En diciembre de 2017 el diario local titulaba con entusiasmo el llamado a empresas en el MTOP, junto al intendente, para construir los accesos sur al puerto de Paysandú.
Más de 2 millones de dólares. Licitación 5/2018. Empresa adjudicataria: Cujo. Movimiento de tierras, carpeta asfáltica e iluminación. Todo financiado mediante fideicomiso de Afisa. Parecía que Paysandú se preparaba para transformarse en un gigante logístico.
Pero pasaron casi siete años.
Se hizo el movimiento de tierras. Se hizo la carpeta. La iluminación quedó por el camino… y el puerto directamente dejó de funcionar hace años.
Una obra de acceso para un puerto sin actividad.

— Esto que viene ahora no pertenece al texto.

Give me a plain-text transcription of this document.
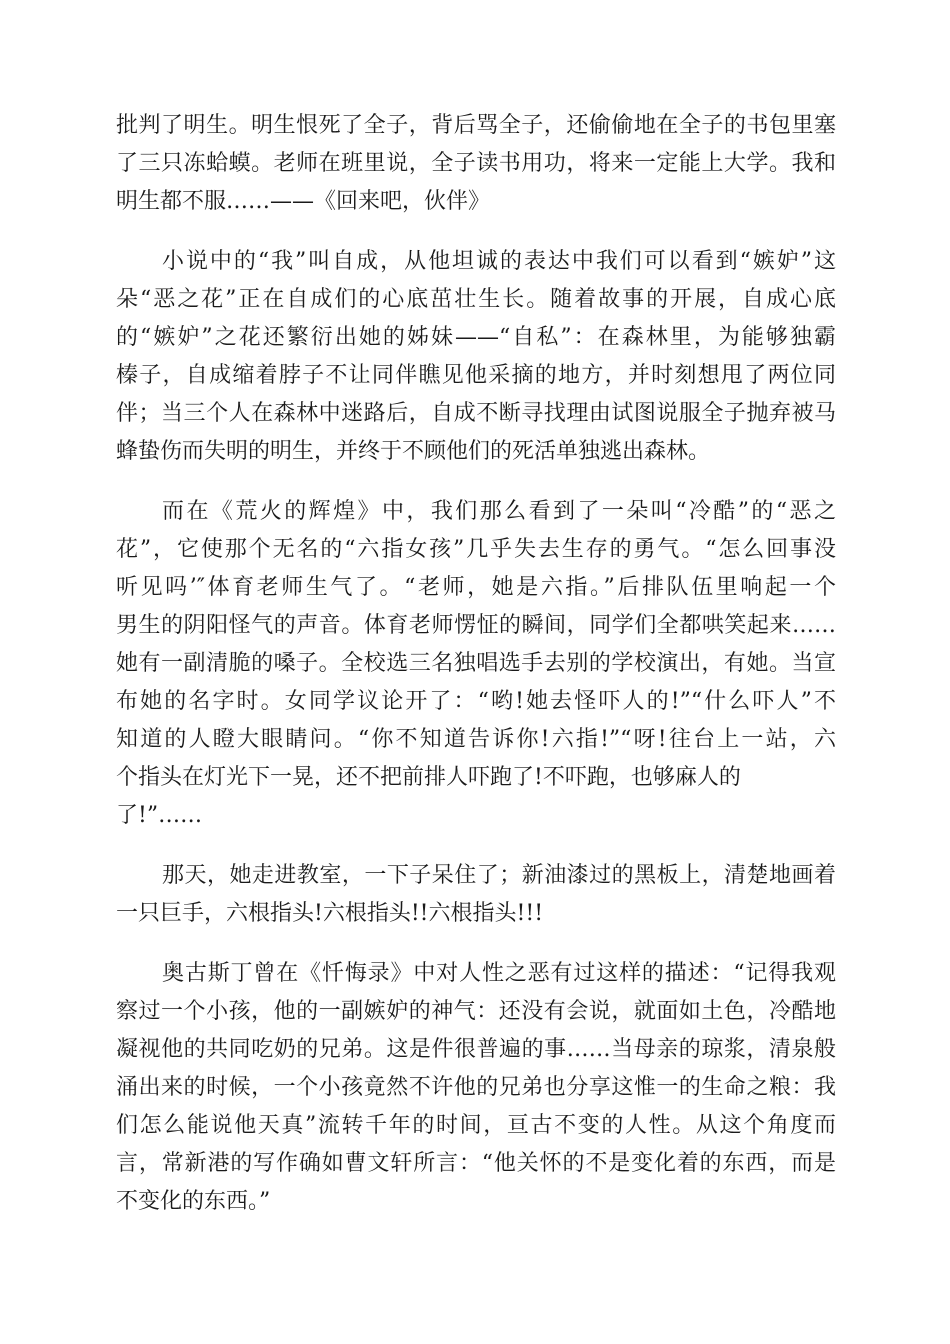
批判了明生。明生恨死了全子，背后骂全子，还偷偷地在全子的书包里塞
了三只冻蛤蟆。老师在班里说，全子读书用功，将来一定能上大学。我和
明生都不服……——《回来吧，伙伴》
小说中的“我”叫自成，从他坦诚的表达中我们可以看到“嫉妒”这
朵“恶之花”正在自成们的心底茁壮生长。随着故事的开展，自成心底
的“嫉妒”之花还繁衍出她的姊妹——“自私”：在森林里，为能够独霸
榛子，自成缩着脖子不让同伴瞧见他采摘的地方，并时刻想甩了两位同
伴；当三个人在森林中迷路后，自成不断寻找理由试图说服全子抛弃被马
蜂蛰伤而失明的明生，并终于不顾他们的死活单独逃出森林。
而在《荒火的辉煌》中，我们那么看到了一朵叫“冷酷”的“恶之
花”，它使那个无名的“六指女孩”几乎失去生存的勇气。“怎么回事没
听见吗’″体育老师生气了。“老师，她是六指。”后排队伍里响起一个
男生的阴阳怪气的声音。体育老师愣怔的瞬间，同学们全都哄笑起来……
她有一副清脆的嗓子。全校选三名独唱选手去别的学校演出，有她。当宣
布她的名字时。女同学议论开了：“哟!她去怪吓人的!”“什么吓人”不
知道的人瞪大眼睛问。“你不知道告诉你!六指!”“呀!往台上一站，六
个指头在灯光下一晃，还不把前排人吓跑了!不吓跑，也够麻人的
了!”……
那天，她走进教室，一下子呆住了；新油漆过的黑板上，清楚地画着
一只巨手，六根指头!六根指头!!六根指头!!!
奥古斯丁曾在《忏悔录》中对人性之恶有过这样的描述：“记得我观
察过一个小孩，他的一副嫉妒的神气：还没有会说，就面如土色，冷酷地
凝视他的共同吃奶的兄弟。这是件很普遍的事……当母亲的琼浆，清泉般
涌出来的时候，一个小孩竟然不许他的兄弟也分享这惟一的生命之粮：我
们怎么能说他天真”流转千年的时间，亘古不变的人性。从这个角度而
言，常新港的写作确如曹文轩所言：“他关怀的不是变化着的东西，而是
不变化的东西。”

Es como construir la alfombra roja para un teatro cerrado.
Y la pregunta más grave es otra: ¿dónde estuvo el estudio de mercado?, ¿quién evaluó la viabilidad real?, ¿quién explicó por qué se gastaron millones de dólares públicos para terminar con una obra a medias y un puerto prácticamente fantasma?
Después aparecen hablando de “gestión eficiente”, “desarrollo” y “planificación”. La única planificación visible fue la de cómo sacarse la foto antes que llegara la realidad.
Vergonzoso. Porque cuando se dilapidan dineros públicos, no se pierde plata del Estado. Se pierde plata de la gente.